EPA Inspector General Arthur Elkins provided the House Oversight Committee Tuesday with an update to his complaint last year that the EPA’s homeland security office is withholding information from the Office of Inspector General (OIG) and interfering with cases that OIG is handling.

{mosads}“Senior OIG and agency officials have now reached a theoretical agreement on a substantial portion of the issues, with two caveats. First, we are only beginning to implement the agreements, and second, we have not resolved the issue of [the office of homeland security] having an assigned criminal investigator,” Elkins told the panel.

But most importantly, “we have agreed that the OIG has access to all EPA activities.”

Elkins also said that the EPA is partly to blame in a recent case in which a top EPA official was accused of multiple violations, but was allowed to retire before Elkins’s staff conducted an in-depth interview with him.

“OIG investigators sought to interview the official a second time, but the official claimed to be retiring immediately and refused,” he said. “In fact, the official still was employed by the EPA.”

Other EPA officials should have been more diligent in acting on the information they had about the employee, who was accused of behaving inappropriately toward 16 women, violating security protocols, inappropriately handling classified information and other violations, Elkins said.

In fact, the employee was promoted during the time the EPA was investigating him.

He retired Jan. 16, Elkins told the panel. Elkins did not reveal the accused employee’s name.

Elkins was joined at the hearing by the inspectors general of the Justice Department and the Peace Corps, who also complained about being stonewalled by agencies.

Rep. Jason Chaffetz, chairman of the Oversight Committee, used the hearing to promote the work of inspectors general and show that they need greater access to agencies.

“Nothing is supposed to be off-limits,” Chaffetz said. “The committee needs to send a strong message that we support these hard-working men and women to access the information they need to fulfill their mission of holding government accountable.”

Chaffetz told The Hill Monday that oversight of the EPA would be a top priority of his as chairman, and he hoped the inspector general hearing would show how serious he is about that.

Chaffetz took particular issue with the EPA’s handling of the employee accused of acting inappropriately toward multiple women.

“We have to be able to figure this out. These people have to be held accountable,” he said.

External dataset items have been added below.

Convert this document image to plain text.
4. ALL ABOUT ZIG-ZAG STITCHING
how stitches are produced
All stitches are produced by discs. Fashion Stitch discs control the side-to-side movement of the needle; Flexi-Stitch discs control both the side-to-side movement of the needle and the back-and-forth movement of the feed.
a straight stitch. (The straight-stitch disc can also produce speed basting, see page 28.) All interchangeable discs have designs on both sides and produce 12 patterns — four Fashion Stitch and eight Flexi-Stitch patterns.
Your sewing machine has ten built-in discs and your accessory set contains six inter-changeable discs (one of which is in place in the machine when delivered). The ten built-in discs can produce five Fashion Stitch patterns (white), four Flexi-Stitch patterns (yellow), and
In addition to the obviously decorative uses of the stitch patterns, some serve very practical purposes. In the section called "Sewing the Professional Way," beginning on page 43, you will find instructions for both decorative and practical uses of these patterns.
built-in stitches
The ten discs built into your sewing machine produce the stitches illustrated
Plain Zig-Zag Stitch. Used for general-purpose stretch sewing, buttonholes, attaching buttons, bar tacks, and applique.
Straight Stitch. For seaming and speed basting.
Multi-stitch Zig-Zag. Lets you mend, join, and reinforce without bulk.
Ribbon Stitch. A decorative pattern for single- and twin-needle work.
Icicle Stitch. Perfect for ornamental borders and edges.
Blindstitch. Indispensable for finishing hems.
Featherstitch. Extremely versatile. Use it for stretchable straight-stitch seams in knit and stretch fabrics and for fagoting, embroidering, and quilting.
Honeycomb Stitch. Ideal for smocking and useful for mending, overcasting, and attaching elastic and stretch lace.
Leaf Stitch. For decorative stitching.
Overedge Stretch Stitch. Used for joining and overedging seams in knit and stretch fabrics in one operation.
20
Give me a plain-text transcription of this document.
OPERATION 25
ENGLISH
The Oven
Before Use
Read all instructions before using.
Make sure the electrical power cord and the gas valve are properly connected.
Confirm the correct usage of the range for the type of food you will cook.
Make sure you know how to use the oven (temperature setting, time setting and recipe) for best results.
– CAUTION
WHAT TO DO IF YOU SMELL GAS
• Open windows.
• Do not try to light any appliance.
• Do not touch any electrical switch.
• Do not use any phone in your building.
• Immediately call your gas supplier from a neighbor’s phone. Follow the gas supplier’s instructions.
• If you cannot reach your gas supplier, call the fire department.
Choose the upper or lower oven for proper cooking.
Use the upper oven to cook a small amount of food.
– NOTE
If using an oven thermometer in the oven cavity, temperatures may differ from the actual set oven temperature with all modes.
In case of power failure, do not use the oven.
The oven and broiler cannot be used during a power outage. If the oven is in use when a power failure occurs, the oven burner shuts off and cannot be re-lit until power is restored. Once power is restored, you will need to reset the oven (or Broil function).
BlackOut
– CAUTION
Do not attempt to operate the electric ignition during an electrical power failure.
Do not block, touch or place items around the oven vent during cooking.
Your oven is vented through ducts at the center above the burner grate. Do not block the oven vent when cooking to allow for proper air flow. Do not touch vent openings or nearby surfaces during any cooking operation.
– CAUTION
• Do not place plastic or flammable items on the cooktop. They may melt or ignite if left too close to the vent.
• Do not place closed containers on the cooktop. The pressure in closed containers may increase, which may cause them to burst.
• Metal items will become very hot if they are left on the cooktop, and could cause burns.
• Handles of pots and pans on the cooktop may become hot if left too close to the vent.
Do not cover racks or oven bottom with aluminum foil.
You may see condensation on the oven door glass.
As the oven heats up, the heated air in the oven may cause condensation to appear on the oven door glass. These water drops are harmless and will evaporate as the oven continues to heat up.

“To just simply retire and take full benefits, not be held accountable, ignore the investigation here from the inspector general, you just don’t get a get out of jail free card by filing some retirement papers and then not be held accountable.”

EPA spokeswoman Liz Purchia declined to comment on the accused senior official, citing an ongoing investigation. She said the agency referred the case to the inspector general, and the EPA has no authority to stop an employee from resigning due to an investigation.

Purchia said Elkins is “flat out wrong” that the accused employee was promoted while he was under investigation.

But she said the EPA takes seriously its duty to be open and transparent with the inspector general’s office.

EPA head Gina McCarthy sent all employees a letter at the beginning of the year saying that everyone should work cooperatively with the inspector general.

Rep. Elijah Cummings (D-Md.), ranking member on the panel, said his staff is working diligently with the EPA, its inspector general and the FBI to resolve the problems with the homeland security office.

“I believe that we are very, very close to a resolution,” he said. “The leaders of all these offices seem to have an agreement in principle.”

He also said that many of the problems over inspector general access come because of different statutes.

“Congress orders them to protect information from unauthorized disclosure, and we are not always clear about whether that includes IGs too,” he said.